In some ways he has improved. Unlike many autistic children, Jackson is very affectionate and good natured. He actually enjoys being with us–something we could not have said three years ago.
But in other ways he is still three.
He does not speak to us, except to ask to go outside, get a snack, or to play with our phones. These are usually two or three word sentences. Some days he remembers his words, but most days, he just pulls our hand to the thing he wants, and we have to remind him what to say.
“I… want… chips… please…”
How many times have we taught him that sentence? Hundreds. No exaggeration. He will learn it, and the next day, we have to teach it all over again. I feel like Adam Sandler with Drew Barrymore in 50 First Dates!
The most frustrating aspect of this is that my wife and I are both skilled teachers. We thrive on boiling down difficult concepts into concrete ideas that are easy to absorb. Our son, for whatever reason, simply cannot absorb language. We’ve thrown everything we have at him, and very little seems to stick. The experts are just as baffled as we are, and there is no answer in sight.
Early on, the cycle of hope and disappointment nearly sidelined me as a dad. I had to let go of all my visions for the future, to clean the slate and start engaging my son with real love–the kind that is full of patience and empty of any performance requirements.

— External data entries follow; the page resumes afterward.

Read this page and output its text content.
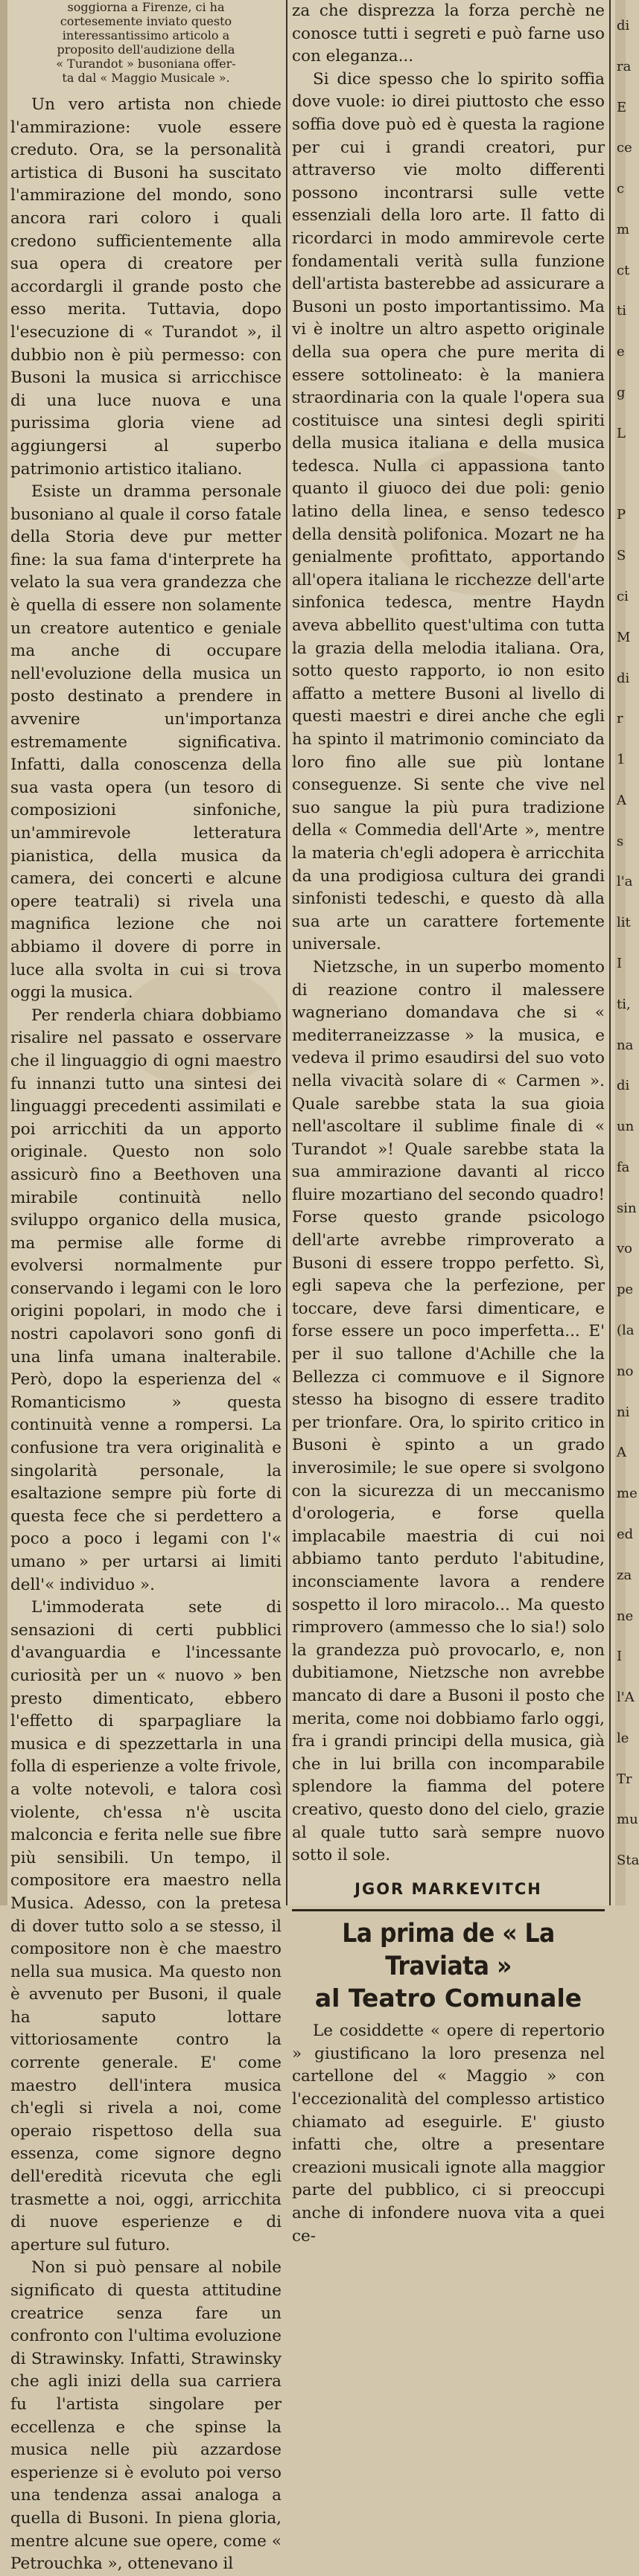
soggiorna a Firenze, ci ha
cortesemente inviato questo
interessantissimo articolo a
proposito dell'audizione della
« Turandot » busoniana offer-
ta dal « Maggio Musicale ».

Un vero artista non chiede l'ammirazione: vuole essere creduto. Ora, se la personalità artistica di Busoni ha suscitato l'ammirazione del mondo, sono ancora rari coloro i quali credono sufficientemente alla sua opera di creatore per accordargli il grande posto che esso merita. Tuttavia, dopo l'esecuzione di « Turandot », il dubbio non è più permesso: con Busoni la musica si arricchisce di una luce nuova e una purissima gloria viene ad aggiungersi al superbo patrimonio artistico italiano.

Esiste un dramma personale busoniano al quale il corso fatale della Storia deve pur metter fine: la sua fama d'interprete ha velato la sua vera grandezza che è quella di essere non solamente un creatore autentico e geniale ma anche di occupare nell'evoluzione della musica un posto destinato a prendere in avvenire un'importanza estremamente significativa. Infatti, dalla conoscenza della sua vasta opera (un tesoro di composizioni sinfoniche, un'ammirevole letteratura pianistica, della musica da camera, dei concerti e alcune opere teatrali) si rivela una magnifica lezione che noi abbiamo il dovere di porre in luce alla svolta in cui si trova oggi la musica.

Per renderla chiara dobbiamo risalire nel passato e osservare che il linguaggio di ogni maestro fu innanzi tutto una sintesi dei linguaggi precedenti assimilati e poi arricchiti da un apporto originale. Questo non solo assicurò fino a Beethoven una mirabile continuità nello sviluppo organico della musica, ma permise alle forme di evolversi normalmente pur conservando i legami con le loro origini popolari, in modo che i nostri capolavori sono gonfi di una linfa umana inalterabile. Però, dopo la esperienza del « Romanticismo » questa continuità venne a rompersi. La confusione tra vera originalità e singolarità personale, la esaltazione sempre più forte di questa fece che si perdettero a poco a poco i legami con l'« umano » per urtarsi ai limiti dell'« individuo ».

L'immoderata sete di sensazioni di certi pubblici d'avanguardia e l'incessante curiosità per un « nuovo » ben presto dimenticato, ebbero l'effetto di sparpagliare la musica e di spezzettarla in una folla di esperienze a volte frivole, a volte notevoli, e talora così violente, ch'essa n'è uscita malconcia e ferita nelle sue fibre più sensibili. Un tempo, il compositore era maestro nella Musica. Adesso, con la pretesa di dover tutto solo a se stesso, il compositore non è che maestro nella sua musica. Ma questo non è avvenuto per Busoni, il quale ha saputo lottare vittoriosamente contro la corrente generale. E' come maestro dell'intera musica ch'egli si rivela a noi, come operaio rispettoso della sua essenza, come signore degno dell'eredità ricevuta che egli trasmette a noi, oggi, arricchita di nuove esperienze e di aperture sul futuro.

Non si può pensare al nobile significato di questa attitudine creatrice senza fare un confronto con l'ultima evoluzione di Strawinsky. Infatti, Strawinsky che agli inizi della sua carriera fu l'artista singolare per eccellenza e che spinse la musica nelle più azzardose esperienze si è evoluto poi verso una tendenza assai analoga a quella di Busoni. In piena gloria, mentre alcune sue opere, come « Petrouchka », ottenevano il

za che disprezza la forza perchè ne conosce tutti i segreti e può farne uso con eleganza...

Si dice spesso che lo spirito soffia dove vuole: io direi piuttosto che esso soffia dove può ed è questa la ragione per cui i grandi creatori, pur attraverso vie molto differenti possono incontrarsi sulle vette essenziali della loro arte. Il fatto di ricordarci in modo ammirevole certe fondamentali verità sulla funzione dell'artista basterebbe ad assicurare a Busoni un posto importantissimo. Ma vi è inoltre un altro aspetto originale della sua opera che pure merita di essere sottolineato: è la maniera straordinaria con la quale l'opera sua costituisce una sintesi degli spiriti della musica italiana e della musica tedesca. Nulla ci appassiona tanto quanto il giuoco dei due poli: genio latino della linea, e senso tedesco della densità polifonica. Mozart ne ha genialmente profittato, apportando all'opera italiana le ricchezze dell'arte sinfonica tedesca, mentre Haydn aveva abbellito quest'ultima con tutta la grazia della melodia italiana. Ora, sotto questo rapporto, io non esito affatto a mettere Busoni al livello di questi maestri e direi anche che egli ha spinto il matrimonio cominciato da loro fino alle sue più lontane conseguenze. Si sente che vive nel suo sangue la più pura tradizione della « Commedia dell'Arte », mentre la materia ch'egli adopera è arricchita da una prodigiosa cultura dei grandi sinfonisti tedeschi, e questo dà alla sua arte un carattere fortemente universale.

Nietzsche, in un superbo momento di reazione contro il malessere wagneriano domandava che si « mediterraneizzasse » la musica, e vedeva il primo esaudirsi del suo voto nella vivacità solare di « Carmen ». Quale sarebbe stata la sua gioia nell'ascoltare il sublime finale di « Turandot »! Quale sarebbe stata la sua ammirazione davanti al ricco fluire mozartiano del secondo quadro! Forse questo grande psicologo dell'arte avrebbe rimproverato a Busoni di essere troppo perfetto. Sì, egli sapeva che la perfezione, per toccare, deve farsi dimenticare, e forse essere un poco imperfetta... E' per il suo tallone d'Achille che la Bellezza ci commuove e il Signore stesso ha bisogno di essere tradito per trionfare. Ora, lo spirito critico in Busoni è spinto a un grado inverosimile; le sue opere si svolgono con la sicurezza di un meccanismo d'orologeria, e forse quella implacabile maestria di cui noi abbiamo tanto perduto l'abitudine, inconsciamente lavora a rendere sospetto il loro miracolo... Ma questo rimprovero (ammesso che lo sia!) solo la grandezza può provocarlo, e, non dubitiamone, Nietzsche non avrebbe mancato di dare a Busoni il posto che merita, come noi dobbiamo farlo oggi, fra i grandi principi della musica, già che in lui brilla con incomparabile splendore la fiamma del potere creativo, questo dono del cielo, grazie al quale tutto sarà sempre nuovo sotto il sole.

JGOR MARKEVITCH
La prima de « La Traviata »
al Teatro Comunale

Le cosiddette « opere di repertorio » giustificano la loro presenza nel cartellone del « Maggio » con l'eccezionalità del complesso artistico chiamato ad eseguirle. E' giusto infatti che, oltre a presentare creazioni musicali ignote alla maggior parte del pubblico, ci si preoccupi anche di infondere nuova vita a quei ce-

di
ra
E
ce
c
m
ct
ti
e
g
L
P
S
ci
M
di
r
1
A
s
l'a
lit
I
ti,
na
di
un
fa
sin
vo
pe
(la
no
ni
A
me
ed
za
ne
I
l'A
le
Tr
mu
Sta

In short, I had to learn to love like my Father.
G.K. Chesterton wrote about God’s child-like ability to exalt in the monotonous. God makes the sun rise, and then, like a little boy being tossed into the air by his father, He says “do it again!” It seems the Creator does not get bored as easily as I do.
I get tired of the duplicate lessons that teach the same words over and over again. But in moments of more relaxed clarity, I smile to myself. Is it really so bad to have to teach my son to say “I want chips please”? After all, it is short and simple, and unlike more complex petitions with multiple subordinate clauses, it always earns a salty, delicious reward.
“I want chips please” is a perfectly good sentence, and I look forward to teaching it to my son again tomorrow.